Elle soutient que l'argumentation d'appel de la commune ne peut qu'être écartée ; qu'il n'y a aucun lien de causalité entre l'illégalité des permis et le préjudice allégué ; qu'étant saisi d'une demande en ce sens par le voisin desC..., le maire, qui était informé de l'annulation entre temps du plan local d'urbanisme, aurait dû retirer le permis initial ; que le préjudice n'aurait pu se produire si ce retrait avait été prononcé ; qu'elle se trouve donc exonérée de toute responsabilité et l'appel en garantie doit être rejeté ; que la commune a refusé illégalement de retirer le permis ; que les permis modificatifs ont accru le préjudice des intéressés, sans aucune faute de sa part ; que les époux C...ont commis des imprudences fautives ; qu'ils ont commis des fautes de nature notamment civile à l'origine de la démolition ; que leur imprudence tient également à l'absence d'exercice d'un pourvoi en cassation contre l'arrêt rendu le 19 février 2008 par la Cour administrative d'appel de Lyon ; que le tribunal ne pouvait en effet pas, d'office, par son jugement du 15 novembre 2005, annuler le plan d'occupation des sols pour annuler le permis de construire délivré aux intéressés ; que leur préjudice n'est pas établi.

III - Par une requête et un mémoire, enregistrés, sous le n° 15LY01088, les 27 mars et 15 juin 2015, la commune de Saint-Cyr-au-Mont-d'Or demande à la Cour de surseoir à l'exécution du jugement du tribunal administratif de Lyon du 11 décembre 2014 en ce qu'il l'a condamnée à verser à M. et Mme C...une indemnité de 114 529 euros.

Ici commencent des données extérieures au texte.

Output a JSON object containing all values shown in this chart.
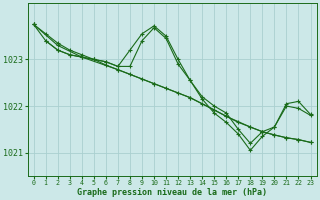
{
  "title": "Graphe pression niveau de la mer (hPa)",
  "background_color": "#cce8e8",
  "grid_color": "#aad0d0",
  "line_color": "#1a6b1a",
  "xlim": [
    -0.5,
    23.5
  ],
  "ylim": [
    1020.5,
    1024.2
  ],
  "yticks": [
    1021,
    1022,
    1023
  ],
  "xticks": [
    0,
    1,
    2,
    3,
    4,
    5,
    6,
    7,
    8,
    9,
    10,
    11,
    12,
    13,
    14,
    15,
    16,
    17,
    18,
    19,
    20,
    21,
    22,
    23
  ],
  "series": [
    {
      "x": [
        0,
        1,
        2,
        3,
        4,
        5,
        6,
        7,
        8,
        9,
        10,
        11,
        12,
        13,
        14,
        15,
        16,
        17,
        18,
        19,
        20,
        21,
        22,
        23
      ],
      "y": [
        1023.75,
        1023.55,
        1023.35,
        1023.2,
        1023.1,
        1023.0,
        1022.88,
        1022.78,
        1022.68,
        1022.58,
        1022.48,
        1022.38,
        1022.28,
        1022.18,
        1022.05,
        1021.92,
        1021.78,
        1021.65,
        1021.55,
        1021.45,
        1021.38,
        1021.32,
        1021.28,
        1021.22
      ]
    },
    {
      "x": [
        0,
        1,
        2,
        3,
        4,
        5,
        6,
        7,
        8,
        9,
        10,
        11,
        12,
        13,
        14,
        15,
        16,
        17,
        18,
        19,
        20,
        21,
        22,
        23
      ],
      "y": [
        1023.75,
        1023.4,
        1023.2,
        1023.1,
        1023.05,
        1023.0,
        1022.95,
        1022.85,
        1023.2,
        1023.55,
        1023.72,
        1023.5,
        1023.0,
        1022.55,
        1022.15,
        1021.85,
        1021.65,
        1021.4,
        1021.05,
        1021.35,
        1021.55,
        1022.0,
        1021.95,
        1021.8
      ]
    },
    {
      "x": [
        1,
        2,
        3,
        4,
        5,
        6,
        7,
        8,
        9,
        10,
        11,
        12,
        13,
        14,
        15,
        16,
        17,
        18,
        19,
        20,
        21,
        22,
        23
      ],
      "y": [
        1023.4,
        1023.2,
        1023.1,
        1023.05,
        1023.0,
        1022.95,
        1022.85,
        1022.85,
        1023.4,
        1023.68,
        1023.45,
        1022.9,
        1022.55,
        1022.2,
        1022.0,
        1021.85,
        1021.5,
        1021.2,
        1021.45,
        1021.55,
        1022.05,
        1022.1,
        1021.82
      ]
    },
    {
      "x": [
        0,
        2,
        4,
        7,
        10,
        13,
        16,
        18,
        19,
        20,
        21,
        22,
        23
      ],
      "y": [
        1023.75,
        1023.3,
        1023.05,
        1022.78,
        1022.48,
        1022.18,
        1021.78,
        1021.55,
        1021.45,
        1021.38,
        1021.32,
        1021.28,
        1021.22
      ]
    }
  ]
}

Elle soutient que les conditions de l'article R. 811-16 du code de justice administrative sont remplies ; qu'elle se trouve exposée au risque de perte définitive des sommes que le tribunal l'a condamnée à verser aux épouxC... ; que cette somme sera sans nul doute affectée à l'apurement des dettes contractées par ces derniers ; que les pertes subies excède largement le montant de la condamnation prononcée ; que les intéressés ne démontrent pas l'existence d'autres biens dont ils seraient propriétaires.

Par un mémoire, enregistré le 19 mai 2015, M. et Mme C...concluent au rejet de la requête présentée par la commune de Saint-Cyr-au-Mont-d'Or et à ce qu'une somme de 2 500 euros soit mise à la charge de la commune au titre de l'article L. 761-1 du code de justice administrative.

Ils soutiennent que, compte tenu de leurs revenus et biens immobiliers, il n'existe aucun risque de perte définitive des sommes en cause ;

Vu les autres pièces des dossiers ;

Vu :

- le code de l'urbanisme ;

- l'ordonnance n° 2014-1543 du 19 décembre 2014 portant diverses mesures relatives à la création de la métropole de Lyon ;

- le code de justice administrative.

Les parties ont été régulièrement averties du jour de l'audience.

Ont été entendus au cours de l'audience publique :

- le rapport de M. Picard,

- les conclusions de M. Vallecchia, rapporteur public,

- et les observations de MeD..., représentant le cabinet Racine, avocat de M. et MmeC..., celles de Me A...représentant Urban Conseil, avocat de la commune de Saint-Cyr-au-Mont-d'Or, et celles de Me Deygas, avocat de la métropole de Lyon.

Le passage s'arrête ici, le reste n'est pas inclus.